Feathers by Jacqueline Woodson

feathers.jpgIt’s winter. It’s dreary. Frannie’s life is pretty ordinary. She walks to school with her brother Sean, avoids Trevor, the classroom bully, and stares out the window whenever things get too dull in Math class. Then Jesus Boy comes. He’s the new kid, practically the only white kid in school. Everyone says he looks like Jesus, and Frannie’s friend Samantha thinks he might even be Jesus. But why would Jesus show up at their school? And why does Jesus Boy – with his translucent skin and pale hair – keep saying he isn’t white? And why does he use sign language to speak to Frannie? Does he somehow know her brother is deaf? Suddenly, Frannie’s life seems more full of questions than answers. Nothings seems solid anymore. Is this what growing up means? Over the course of one quiet winter, Frannie confronts the uncertainty, fear, and – most importantly – hope that accompany the end of childhood and the mysterious journey into the future.

Drums Girls & Dangerous Pie by Jordan Sonneblick

drums.jpgIf you’re one of those readers who likes “sad” books, then this novel is for you! For years, 14-year old Steven has been irritated with his handsome, angelic, perfect little brother. Where Steven is awkward and ordinary, Jeffrey is sweet and adorable. Just ask any random stranger on the street. Just ask Steven’s own parents!

But there’s no such thing as a charmed life, not even for a beautiful 5-year old boy, and one day, Jeffrey gets sick, really sick. Now, Steven has to deal with his brother’s physical breakdown, his parents emotional breakdowns, and his own dark fears about the future. It’s a good thing he has drum lessons to distract him from all the heaviness at home, right? There’s nothing like music, Steven notices, to comfort a suffering soul. Well, that, and girls. Speaking of which, Renee Albert, whom Steven has liked since Kindergarten, is suddenly acting, all interested in him. Why? Could Steven’s exhausted brain just be imagining something too good to be true? Or does he really have a shot? Grade eight may have started out like any other year, but Steven is in for a series of life-changing experiences that will require all his new-found strength and grace to handle.

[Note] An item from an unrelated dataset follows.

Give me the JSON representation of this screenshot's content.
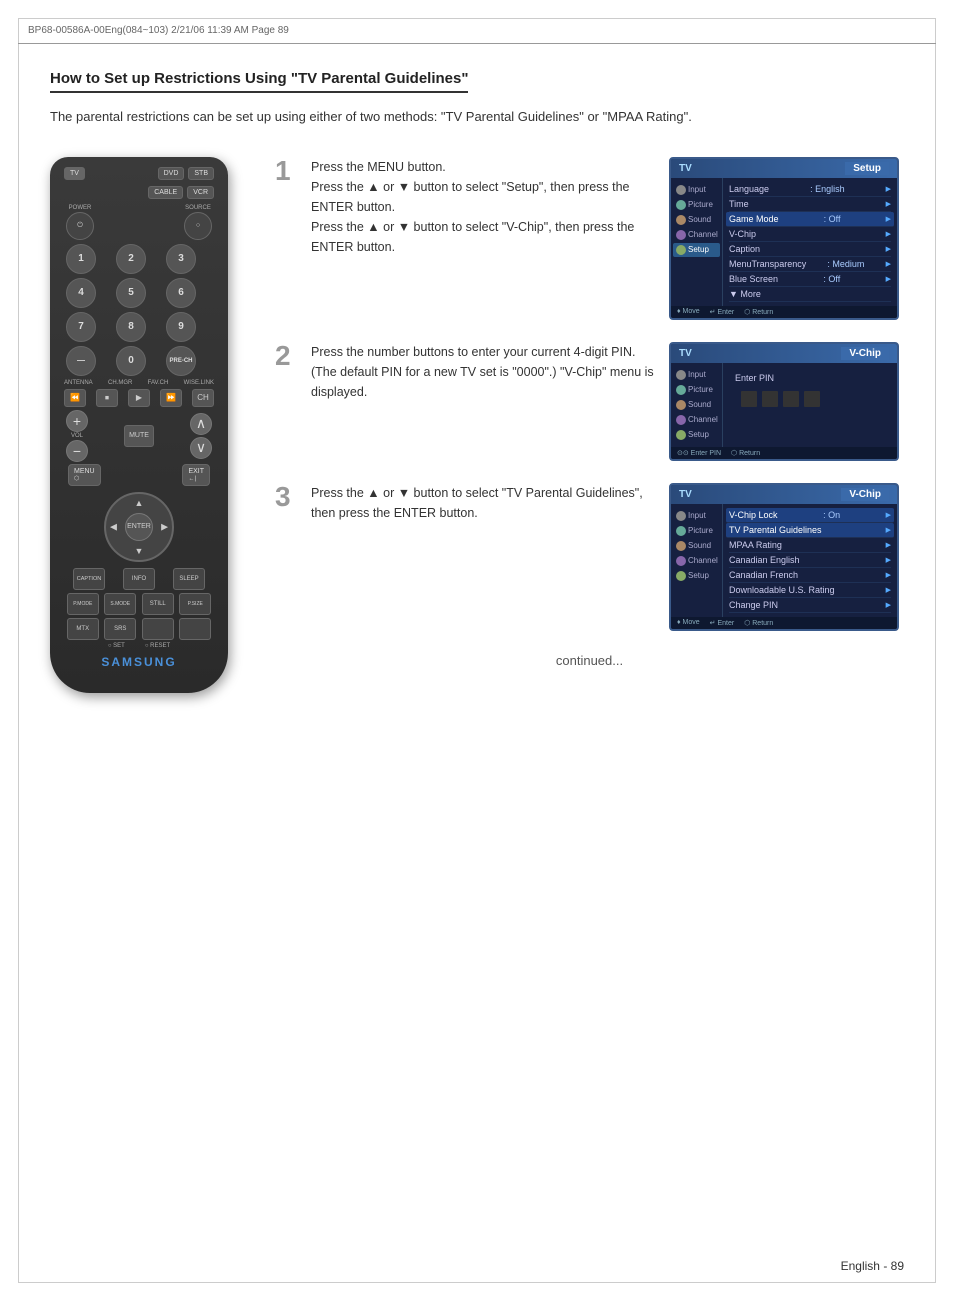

The Other Side of the Island by Allegra Goodman

otherside.jpgAt first this might seem like yet another story with a creepy, overbearing government  controlling the minds and lives of its citizens (think The Giver, The Declaration, The White Mountains, The Matrix), but The Other Side of the Island is full of original language, plot twists, and an impressive, believable cast of characters. In the eighteenth year of Enclosure, way after the flood, a girl named Honor moves with her parents to the Island 365 in the Tranquil Sea. There, she learns about Earth Mother and her glorious plan to regulate the weather and maintain peace among her people. Earth Mother is even building an enclosure over the land so that no more storms can decimate the population as they did during the great flood.

But as always in this sort of novel, there’s a group of secret resistance fighters who don’t want Earth Mother to control them; they don’t trust her and they don’t believe she really has their best interests at heart. Among these fighters are Honor’s parents who, to her horror, refuse to follow the strict rules of this society and even have a second child when only one per family is permitted. To compensate, Honor tries to be the perfect student and citizen, earning all A’s in school and obeying every command her teachers make. Unfortunately, Honor’s efforts to fit in aren’t enough to save her parents. One day when she comes home from school, the house is empty. Her parents are gone. And people who disappear on Island 365 don’t ever come back.